The earliest European visitors to the Owyhee River Canyon were probably trappers from the Hudson Bay Company in the first decades of the nineteenth century. The earliest Americans in the Owyhee were members of Captain Nathaniel Wyeth's trapping party in the Fall of 1832. The first excerpt below, based on notes by John Ball, a member of Wyeth's company, describes the landscape of the Owyhee and the search for beaver, food, and water. It is followed by that of Lee Juillerat, a contemporary traveler in the canyon whose interest is also the landscape and the wildlife. The contrast in perspectives over nearly two centuries, though, is dramatic.

Our aim was to get back on to the Lewis [Snake] river and follow that to its junction with the Columbia. And I now presume we were on the headwaters of the Owyhee, the east boundary of Oregon. And the next day and for days we kept on the same or near. We pursued it till so shut in that we had to leave it by a side cut and get onto an extended plain above, a plain with little soil on the basaltic rock, and streams in the clefts or canyons. One day we traveled 30 miles and found water but once, and in the dry atmosphere our thirst became extreme. On approaching the canyon we could see the stream meandering along the narrow gorge 1,000 feet down, and on and on we traveled not knowing that we should survive even to reach it to quench our thirst. Finally before night we observed horse tracks and that they seemed to thicken at a certain point and lead down the precipitous bluff where it was partially broken down. So by a most difficult descent we reached the creek, dismounted and [went] down its banks to quench our thirst. And our horses did not wait for an invitation, but followed in quick time. The bluffs were of the burnt rock, some places looking like an oven burned brick kiln, and others porous. And laying over the next day and going a short distance down the creek, we found Indians who had our future food, dried salmon.

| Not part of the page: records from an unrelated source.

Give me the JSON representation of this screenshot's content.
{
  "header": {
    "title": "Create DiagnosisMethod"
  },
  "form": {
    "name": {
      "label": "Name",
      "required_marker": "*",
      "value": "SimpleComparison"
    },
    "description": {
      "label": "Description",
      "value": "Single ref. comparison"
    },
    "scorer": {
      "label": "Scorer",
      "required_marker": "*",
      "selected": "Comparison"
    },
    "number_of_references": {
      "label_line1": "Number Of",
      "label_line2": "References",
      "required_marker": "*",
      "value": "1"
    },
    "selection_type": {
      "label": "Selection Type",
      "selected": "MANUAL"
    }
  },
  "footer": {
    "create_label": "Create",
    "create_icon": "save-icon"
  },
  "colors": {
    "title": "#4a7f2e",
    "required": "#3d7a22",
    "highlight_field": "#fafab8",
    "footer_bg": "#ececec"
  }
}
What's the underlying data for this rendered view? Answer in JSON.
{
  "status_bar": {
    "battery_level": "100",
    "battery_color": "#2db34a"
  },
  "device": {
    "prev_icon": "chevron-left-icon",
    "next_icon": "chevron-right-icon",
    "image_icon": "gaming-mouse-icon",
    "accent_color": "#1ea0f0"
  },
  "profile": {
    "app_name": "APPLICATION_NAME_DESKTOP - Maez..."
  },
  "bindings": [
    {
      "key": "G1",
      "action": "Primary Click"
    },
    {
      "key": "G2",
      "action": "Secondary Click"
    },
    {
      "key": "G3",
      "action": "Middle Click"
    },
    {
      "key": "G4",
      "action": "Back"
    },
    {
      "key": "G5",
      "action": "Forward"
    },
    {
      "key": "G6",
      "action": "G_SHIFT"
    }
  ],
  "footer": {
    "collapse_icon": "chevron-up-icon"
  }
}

Rivers are wet highways. The Owyhee, one of the West's least known liquid arterials, is a river traveled by rafts and rubberized inflatable or hard-shelled kayaks. Its roadside attractions don't include burger stands or malls. Instead you’ll find places of natural wonder: Weeping Walls, where freshwater springs seep down vertical walls; springs so hot that it's necessary to cool them with bucket loads of river water; petroglyphs chipped into flat-faced basalt blocks; caves that still harbor fractured remnants of long-ago Native Americans; petrified trees with stumps frozen into rock; and towering cliffs, some with tops rounded into domes, others frazzled with scarred walls and blobs that look like spilled paint.

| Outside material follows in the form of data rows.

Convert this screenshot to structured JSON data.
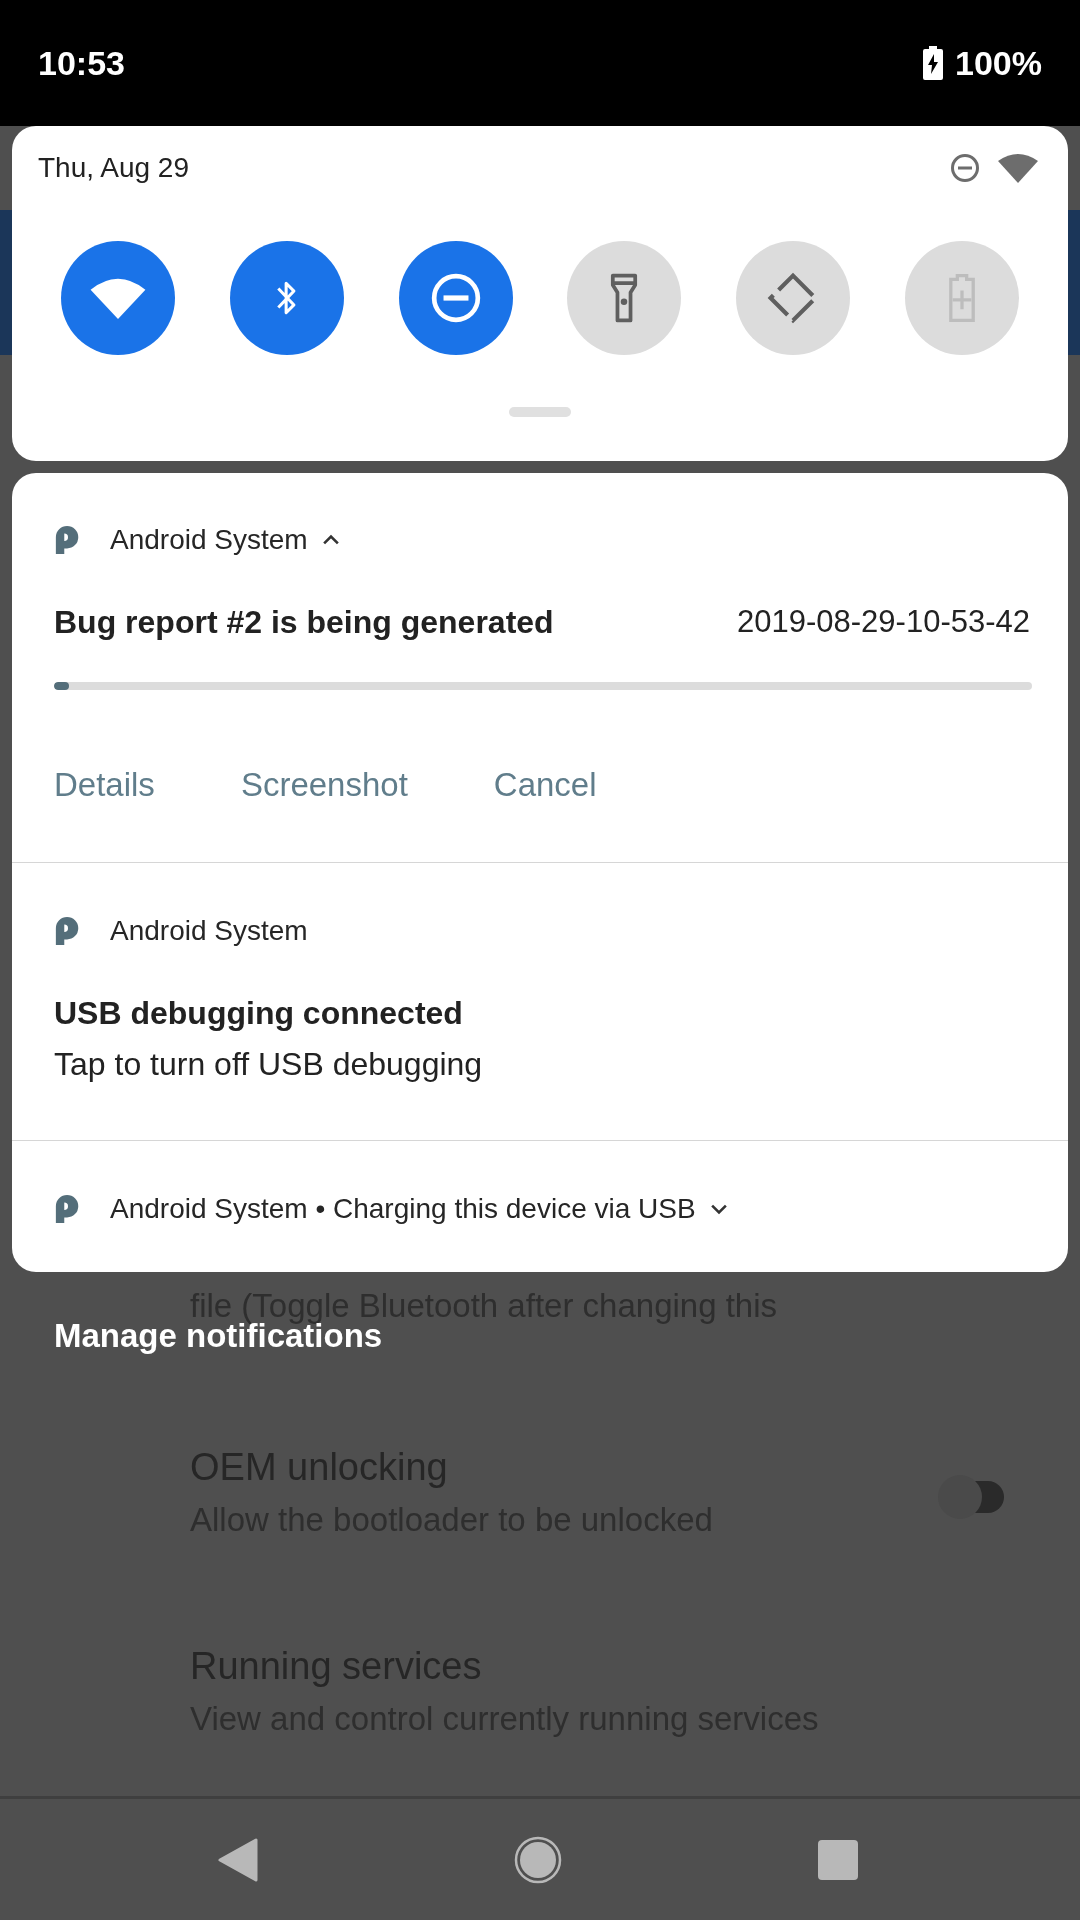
{
  "status_bar": {
    "time": "10:53",
    "battery": "100%"
  },
  "background_settings": {
    "items": [
      {
        "kind": "text",
        "text": "file (Toggle Bluetooth after changing this"
      },
      {
        "kind": "toggle",
        "title": "OEM unlocking",
        "subtitle": "Allow the bootloader to be unlocked",
        "on": false
      },
      {
        "kind": "plain",
        "title": "Running services",
        "subtitle": "View and control currently running services"
      }
    ]
  },
  "quick_settings": {
    "date": "Thu, Aug 29",
    "tiles": [
      {
        "kind": "wifi",
        "on": true,
        "disabled": false
      },
      {
        "kind": "bluetooth",
        "on": true,
        "disabled": false
      },
      {
        "kind": "dnd",
        "on": true,
        "disabled": false
      },
      {
        "kind": "flashlight",
        "on": false,
        "disabled": false
      },
      {
        "kind": "rotate",
        "on": false,
        "disabled": false
      },
      {
        "kind": "battery_saver",
        "on": false,
        "disabled": true
      }
    ]
  },
  "notifications": [
    {
      "kind": "progress",
      "app": "Android System",
      "expanded": true,
      "title": "Bug report #2 is being generated",
      "detail": "2019-08-29-10-53-42",
      "level": 0.015,
      "actions": [
        "Details",
        "Screenshot",
        "Cancel"
      ]
    },
    {
      "kind": "standard",
      "app": "Android System",
      "title": "USB debugging connected",
      "text": "Tap to turn off USB debugging"
    },
    {
      "kind": "collapsed",
      "app": "Android System",
      "separator": "•",
      "summary": "Charging this device via USB",
      "expanded": false
    }
  ],
  "manage_label": "Manage notifications"
}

We counted numerous birds, at least 45 species. Golden eagles, usually in pairs, routinely flew overhead. A nest-protecting kestrel dive-bombed a nonchalant raven. Killdeer and dippers cruised just above water level while terns plunged after fish, seemingly out of control. Flowers speckled the waterway, but created more prolific gardens on the upper ridges. One day we identified two dozen types of flowers, and puzzled over half that many others. A pinch of brilliantly blooming purple sage released a desert aroma. Four kinds of lizards variously appeared. The best was a banded lizard that sat statue-like within the bowl of a rock mortar. Another defied us with steely eyes as it slowly swallowed another smaller reptile.

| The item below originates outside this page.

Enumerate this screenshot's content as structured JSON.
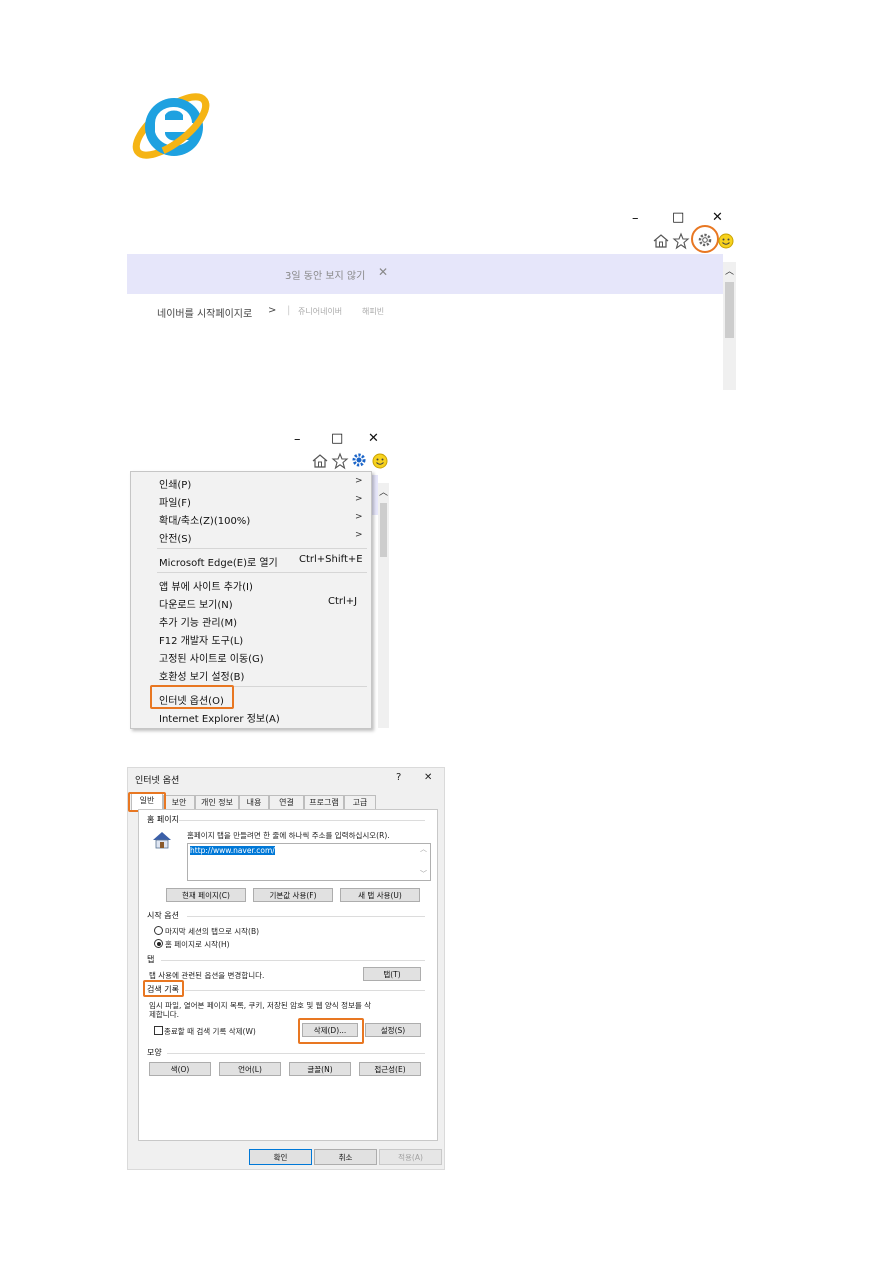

from John Ball, Autobiography of John Ball, Grand Rapids: The Dean-Hicks Company, 1925, as found at Candace Shock, Myrtle Shock, and Clinton Shock. Lower Owyhee Watershed Assessment IV. Historical Condition. Prepared for the Owyhee Watershed Council by Scientific Ecological Services, 2007.

from Lee Juillerat, "Oregon's Owyhee River: Rapids Not Taken Rapidly," 2000 as found at highonadventure.com.